Yemen’s Houthis Fire Missile at Airport in Southern Saudi Arabia

Local Editor
Yemen’s Houthi Ansarullah movement said they launched a ballistic missile at the Abha airport in southern Saudi Arabia on Wednesday night in retaliation for air strikes earlier in the day near the Yemen capital that killed eight women and a child.

Saba, Yemen’s official news agency, said a long-range ballistic missile was fired at the Saudi airport, describing “balls of fires” at the scene of the strike. But the Saudi-led coalition, which seeks to restore the Yemeni government, said the missile had been “intercepted and destroyed without any damage”.

According to the Saudi official news agency, the coalition responded by targeting the launch site.
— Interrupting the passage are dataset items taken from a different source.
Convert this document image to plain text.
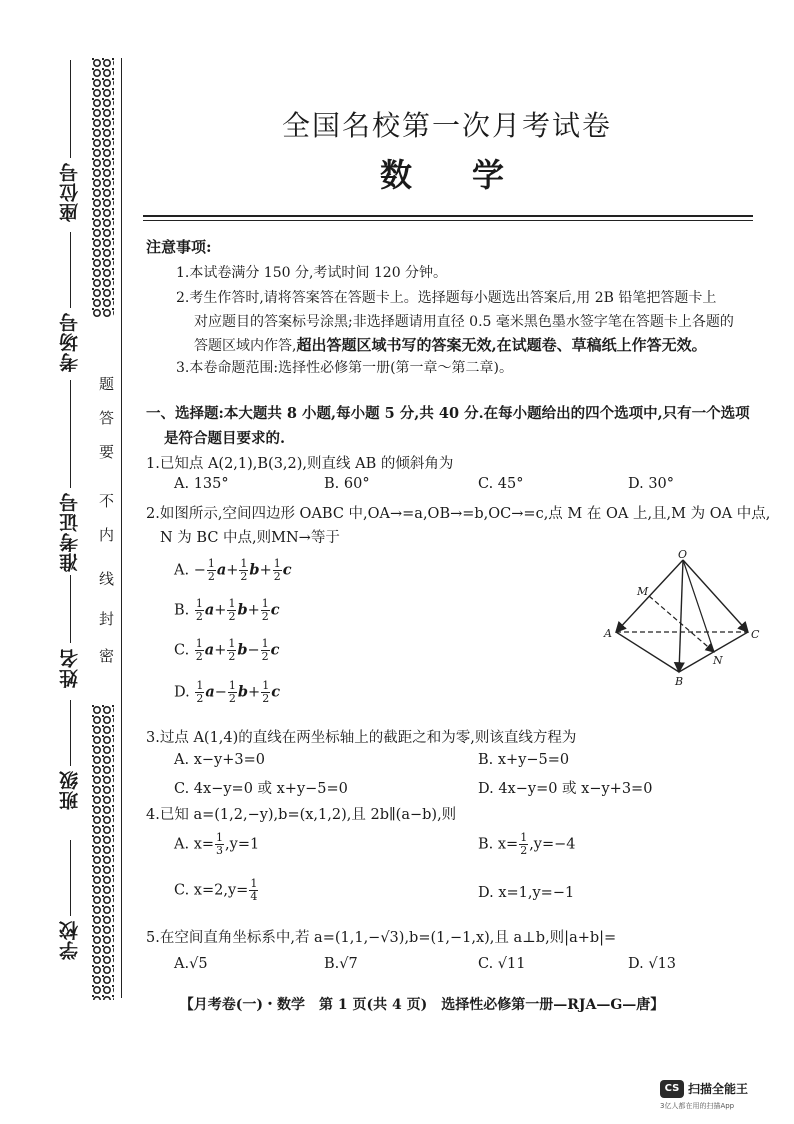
座位号
考场号
准考证号
姓名
班级
学校
题
答
要
不
内
线
封
密
全国名校第一次月考试卷
数学
注意事项:
1.本试卷满分 150 分,考试时间 120 分钟。
2.考生作答时,请将答案答在答题卡上。选择题每小题选出答案后,用 2B 铅笔把答题卡上
对应题目的答案标号涂黑;非选择题请用直径 0.5 毫米黑色墨水签字笔在答题卡上各题的
答题区域内作答,超出答题区域书写的答案无效,在试题卷、草稿纸上作答无效。
3.本卷命题范围:选择性必修第一册(第一章～第二章)。
一、选择题:本大题共 8 小题,每小题 5 分,共 40 分.在每小题给出的四个选项中,只有一个选项
是符合题目要求的.
1.已知点 A(2,1),B(3,2),则直线 AB 的倾斜角为
A. 135°	B. 60°	C. 45°	D. 30°
2.如图所示,空间四边形 OABC 中,OA→=a,OB→=b,OC→=c,点 M 在 OA 上,且,M 为 OA 中点,
N 为 BC 中点,则MN→等于
A. − $\frac{1}{2} a+ \frac{1}{2} b+ \frac{1}{2}$ c
B. $\frac{1}{2} a+ \frac{1}{2} b+ \frac{1}{2}$ c
C. $\frac{1}{2} a+ \frac{1}{2} b- \frac{1}{2}$ c
D. $\frac{1}{2} a- \frac{1}{2} b+ \frac{1}{2}$ c
O
M
A	C
N
B
3.过点 A(1,4)的直线在两坐标轴上的截距之和为零,则该直线方程为
A. x−y+3=0	B. x+y−5=0
C. 4x−y=0 或 x+y−5=0	D. 4x−y=0 或 x−y+3=0
4.已知 a=(1,2,−y),b=(x,1,2),且 2b∥(a−b),则
A. $x= \frac{1}{3} ,y=1$	B. $x= \frac{1}{2} ,y=-4$
C. $x=2,y= \frac{1}{4}$	D. x=1,y=−1
5.在空间直角坐标系中,若 a=(1,1,−√3),b=(1,−1,x),且 a⊥b,则|a+b|=
A.√5	B.√7	C. √11	D. √13
【月考卷(一)・数学　第 1 页(共 4 页)　选择性必修第一册—RJA—G—唐】
CS 扫描全能王
3亿人都在用的扫描App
Earlier on Wednesday, coalition air strikes hit mourners at funeral gathering in a village 30km north of Sanaa, Saba reported.

The latest cross-border exchanges will undermine attempts to restart negotiations to end the two-year conflict that has claimed more than 10,000 civilian lives.

In recent weeks, the Saudi-led coalition has pushed along Yemen’s western seaboard, capturing the port of Mokha and targeting the port of Hodeida to put pressure on the supply lines of the Houthis and their allies loyal to the former president, Ali Abdullah Saleh.

One of Riyadh’s main concerns about the Houthi forces’ rise to power in Yemen has been the revolutionaries’ ability to target the Saudi mainland with ballistic missiles.

Saudi Arabia has been engaged in a deadly campaign against Yemen since March 2015 in an attempt to reinstall the former Yemeni government.

The offensive has claimed 11,403 lives and left 19,343 others wounded, according to figures compiled by the Legal Center for Rights and Development, a Yemeni non-governmental monitoring group.